パロップのブログ

TVドキュメンタリーの記録は終了しました

92年組の現在地/福岡国際女子テニス2015

敬称略でいこう。

2009年3月の高校選抜テニスで、当時高校1年生(新2年生)だった美濃越舞、今西美晴、江口実沙のプレーを見て以来、ぬるく92年組を追いかけている。ランキングに違いがあると出場できる大会のレベルも変わる厳しい世界で、今年の福岡国際テニスには(同期の大前を含めて)92年組のビッグ4が勢揃いするという幸運に恵まれたので、計3日通った。特に5月5日は、今大会中では観やすい部類に入るコート1の第1試合から順に美濃越×大前、今西、江口が登場するという奇跡が起きたので、16時半から夜勤入りだというのに10~14時までガッツリ観てきた。きつかった。動画も撮ってみた。最前列でバズーカみたいな望遠カメラで静止画を撮っている老けたカメラ小僧は沢山いたけど、ビデオカメラ回している人は自分しかいなかったので、現地にいた人なら「ああ、あいつか」と分かってしまうが、まあ仕方ない。テニス中継にしてもサッカー中継にしても、選手のアップを多用すると通に叩かれ、全体が分かるように引きで映すと評価される感があるけど、個人的には引きの画面でばかり見ているとテレビゲームの画面(90年代のスーファミとかね、最近のは知らん)を連想して選手を駒のように見てしまうシステム厨を生む気がする。ボールの行方とか勝ち負けとかどうでもいいじゃん。JJオコチャの足さばきだけ90分間映す映像とかあっていいじゃん。佐藤寿人のマークを剥がす動きを90分間追う映像があっていいじゃん。

 

観戦スケジュール:

5月3日(雨のためすべて室内コート)予選1回戦:美濃越舞vs瀬間友里加 ほか

5月5日(コート1)予選3回戦:大前綾希子vs美濃越舞、本選1回戦:ブローディ・ナオミvs今西美晴、江口実沙vsダン・カティ

5月7日(コート1)本選2回戦:江口実沙vs日比野菜緒、(センターコート)今西美晴vsダリア・ジャクポビック、(コート1)波形純理vs日比万葉 

 

以下、雑感。

江口実沙:世界ランク148位(2010年:697位→2011年:232位→2012年:302位→2013年:289位→2014年:130位)

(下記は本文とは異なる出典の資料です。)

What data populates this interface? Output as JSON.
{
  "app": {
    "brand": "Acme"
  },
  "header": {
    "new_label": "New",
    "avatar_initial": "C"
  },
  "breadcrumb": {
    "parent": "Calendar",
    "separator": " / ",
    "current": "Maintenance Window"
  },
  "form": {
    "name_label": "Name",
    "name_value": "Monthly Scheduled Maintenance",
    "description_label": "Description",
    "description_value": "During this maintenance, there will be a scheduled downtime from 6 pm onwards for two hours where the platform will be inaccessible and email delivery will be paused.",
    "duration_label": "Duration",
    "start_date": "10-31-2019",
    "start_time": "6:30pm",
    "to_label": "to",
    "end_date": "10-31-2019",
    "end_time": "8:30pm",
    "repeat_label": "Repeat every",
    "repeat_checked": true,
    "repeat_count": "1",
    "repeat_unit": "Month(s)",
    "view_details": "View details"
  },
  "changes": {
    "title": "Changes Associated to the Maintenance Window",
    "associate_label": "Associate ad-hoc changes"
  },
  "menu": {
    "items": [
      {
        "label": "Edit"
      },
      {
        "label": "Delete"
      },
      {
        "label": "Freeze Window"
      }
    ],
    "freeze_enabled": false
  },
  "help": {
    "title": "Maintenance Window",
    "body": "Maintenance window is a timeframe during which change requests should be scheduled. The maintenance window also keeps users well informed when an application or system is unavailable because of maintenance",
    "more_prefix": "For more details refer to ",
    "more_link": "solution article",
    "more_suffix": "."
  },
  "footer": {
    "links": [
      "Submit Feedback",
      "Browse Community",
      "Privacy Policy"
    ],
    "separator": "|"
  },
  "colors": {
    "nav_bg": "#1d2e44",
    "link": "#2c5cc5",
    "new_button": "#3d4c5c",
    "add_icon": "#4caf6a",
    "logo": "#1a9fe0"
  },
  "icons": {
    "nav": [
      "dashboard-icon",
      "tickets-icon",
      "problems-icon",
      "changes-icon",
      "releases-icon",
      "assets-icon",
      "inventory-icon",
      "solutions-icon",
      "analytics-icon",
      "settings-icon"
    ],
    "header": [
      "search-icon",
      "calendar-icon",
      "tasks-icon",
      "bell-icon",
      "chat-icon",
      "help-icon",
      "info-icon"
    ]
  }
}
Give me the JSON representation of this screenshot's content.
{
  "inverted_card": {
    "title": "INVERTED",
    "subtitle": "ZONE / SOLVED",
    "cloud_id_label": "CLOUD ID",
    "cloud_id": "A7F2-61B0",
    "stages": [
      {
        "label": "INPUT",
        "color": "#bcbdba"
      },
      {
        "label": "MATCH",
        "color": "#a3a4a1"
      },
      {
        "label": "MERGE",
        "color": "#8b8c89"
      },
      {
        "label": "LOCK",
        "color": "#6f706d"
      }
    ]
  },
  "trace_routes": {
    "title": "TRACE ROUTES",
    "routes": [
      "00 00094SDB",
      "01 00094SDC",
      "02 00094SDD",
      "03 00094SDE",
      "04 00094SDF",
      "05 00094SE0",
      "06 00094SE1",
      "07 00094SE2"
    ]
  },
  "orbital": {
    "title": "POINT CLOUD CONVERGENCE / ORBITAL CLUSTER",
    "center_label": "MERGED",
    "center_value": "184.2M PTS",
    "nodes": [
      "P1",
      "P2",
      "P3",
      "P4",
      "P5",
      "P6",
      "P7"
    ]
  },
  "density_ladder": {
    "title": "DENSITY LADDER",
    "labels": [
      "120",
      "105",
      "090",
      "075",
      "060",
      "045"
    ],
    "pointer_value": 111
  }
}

2009年のセンバツで観た江口は「高校年代では誰も勝てないだろう」と思うくらい実力で抜けている感じがして、今でもこのなかではランキングも最上位だけど、正直物足りない。端的にいうと試合を観ていて面白くない。確実性を身につけたといえば聞こえがいいけど、もっと大胆にどっかんどっかん打つテニスが見たいなあと思う。今大会で、プロフィール上は同じくらいの身長(173cm)である波形純理の試合を初めて観たが、当たったら誰も止められないけど一度リズムが狂ったらサッパリという楽しいタイプだった。世界に出たら170cmくらいでは大きい人扱いではないし、コンパクトで確実なテニスを目指すのも分かるけど、もうちょっと冒険心があってもよかろう。

 

今西美晴:世界ランク214位(2010年:998位→2011年:551位→2012年:459位→2013年:292位→2014年:201位

「高校年代では誰も勝てないだろう」と思った江口を翌2010年の個人戦で倒したのが今西。体のサイズはないけど、フォアでもバックでも丁寧にハードヒットして、アジリティがあって粘りもあって…という典型的な日本人プレーヤーを勝手に「量産型杉山愛」(揶揄しているように聞こえるかもしれないが、シングルス世界トップ10/ダブルスナンバー1になった杉山になれれば大したもの)と呼んでいるが、まさに今西は質の高い量産型杉山愛。試合を観ていると、大事なポイントでびびらないというかハートがタフだなと思う。高卒時はプロにならず実業団に所属し、実力を見極めて3年目にプロ転向する辺りも含めてクレバーなんだろう。今大会の負け試合は割と淡泊に、大した抵抗も出来ずに負けてしまってちょっと残念だった。

 

美濃越舞:世界ランク474位(2010年:820位→2011年:509位→2012年:338位→2013年:596位→2014年:522位)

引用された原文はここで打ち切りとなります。